Sunday 23 October 2011

Canadian price gap with U.S. widens to 20%


Canadian consumers are paying about 20% more on a selection of goods than their counterparts in the U.S., despite the strength of the loonie that should have helped curb prices here, according to a BMO report.


That gap has widened from 7% in the summer of 2009 when the bank’s economists last studied the issue.

“That more moderate inflation performance versus other countries is overwhelmed by the surge in the currency,” BMO deputy chief economist Doug Porter wrote in a report. “As a result, the cost of a basket of goods, adjusted for today’s exchange rate, has bolted higher again in Canada relative to the U.S.”

The loonie has now risen 30% from its levels of two years ago, fuelled by investors seeking the stability of Cananda’s financial system and booming demand for the nation’s commodities. BMO warned the lofty loonie is also likely to be here to stay and will remain above parity through 2012 and beyond.

“The reality is that prices are slow moving beasts that do not move quickly and that’s the way the Bank of Canada likes it,” Porter said, adding that we are likely to see some narrowing in the gap if the currency remains strong, but not complete closure.

“The U.S. is an incredibly competitive retail market,” he said. “Also our cost bases are rising.” BMO found that Canadians on average pay 20% more for magazines. We pay 28% more for a blu-ray copy of “The King’s Speech,” while a pair of running shoes may cost as much as 48% more, it said.

“We won’t see the affects of the strong loonie reflected for some time,” said Professor Ken Wong of Queen’s University. “It will take time for inventory levels to adjust.” A Mezzaluna chopper costs about 34% more, Gap cargo shorts are 15% more expensive and pro-golf balls are 11% more, it found. 


BMO did point out some upside to the soaring loonie.
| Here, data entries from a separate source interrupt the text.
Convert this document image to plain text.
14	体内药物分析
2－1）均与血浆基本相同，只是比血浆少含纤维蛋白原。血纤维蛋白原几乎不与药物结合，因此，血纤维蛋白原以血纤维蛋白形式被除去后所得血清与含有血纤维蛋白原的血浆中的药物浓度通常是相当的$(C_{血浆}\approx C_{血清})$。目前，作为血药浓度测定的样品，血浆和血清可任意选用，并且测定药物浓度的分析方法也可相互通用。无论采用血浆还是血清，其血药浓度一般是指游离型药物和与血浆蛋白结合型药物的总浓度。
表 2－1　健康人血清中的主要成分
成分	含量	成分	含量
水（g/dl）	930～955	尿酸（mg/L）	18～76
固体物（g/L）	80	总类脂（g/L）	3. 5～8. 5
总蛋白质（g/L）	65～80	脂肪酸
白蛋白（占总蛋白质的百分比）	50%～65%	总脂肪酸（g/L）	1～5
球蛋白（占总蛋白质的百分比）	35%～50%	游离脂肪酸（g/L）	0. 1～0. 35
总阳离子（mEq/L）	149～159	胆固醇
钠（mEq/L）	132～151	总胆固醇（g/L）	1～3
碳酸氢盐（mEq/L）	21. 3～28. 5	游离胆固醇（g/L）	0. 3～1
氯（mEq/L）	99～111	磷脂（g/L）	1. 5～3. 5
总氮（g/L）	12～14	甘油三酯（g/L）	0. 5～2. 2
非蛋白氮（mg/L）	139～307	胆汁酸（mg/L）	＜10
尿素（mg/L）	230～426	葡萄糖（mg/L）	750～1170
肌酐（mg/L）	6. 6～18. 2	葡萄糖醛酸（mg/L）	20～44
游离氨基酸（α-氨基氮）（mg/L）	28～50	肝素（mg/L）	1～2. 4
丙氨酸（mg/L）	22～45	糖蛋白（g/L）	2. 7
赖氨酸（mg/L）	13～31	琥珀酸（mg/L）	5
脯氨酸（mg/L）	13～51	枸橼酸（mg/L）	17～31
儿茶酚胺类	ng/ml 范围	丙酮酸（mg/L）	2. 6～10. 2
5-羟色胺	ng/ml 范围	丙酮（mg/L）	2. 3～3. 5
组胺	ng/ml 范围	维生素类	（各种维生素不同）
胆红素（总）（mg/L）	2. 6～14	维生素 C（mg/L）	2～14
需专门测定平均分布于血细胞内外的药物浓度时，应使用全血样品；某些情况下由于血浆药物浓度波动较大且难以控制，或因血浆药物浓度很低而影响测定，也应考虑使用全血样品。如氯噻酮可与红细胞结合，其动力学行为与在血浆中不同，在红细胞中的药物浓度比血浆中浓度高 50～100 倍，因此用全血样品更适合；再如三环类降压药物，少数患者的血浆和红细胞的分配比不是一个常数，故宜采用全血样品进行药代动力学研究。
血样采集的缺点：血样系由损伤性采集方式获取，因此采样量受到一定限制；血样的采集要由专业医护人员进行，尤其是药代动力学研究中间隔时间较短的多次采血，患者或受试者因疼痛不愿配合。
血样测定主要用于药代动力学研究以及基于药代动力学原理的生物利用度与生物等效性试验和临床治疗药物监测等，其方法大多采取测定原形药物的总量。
It may be helping to keep interest rates low amid concern tightening borrowing costs will result in an even stronger currency. That said he also doubted prices would ever be comparable given the differences in the markets and the transport and other costs associated with bringing goods into Canada.


It also helps support businesses investing in new equipment and machinery by slashing the cost of imported goods, though there’s no guarantee that will result in higher productivity, it said.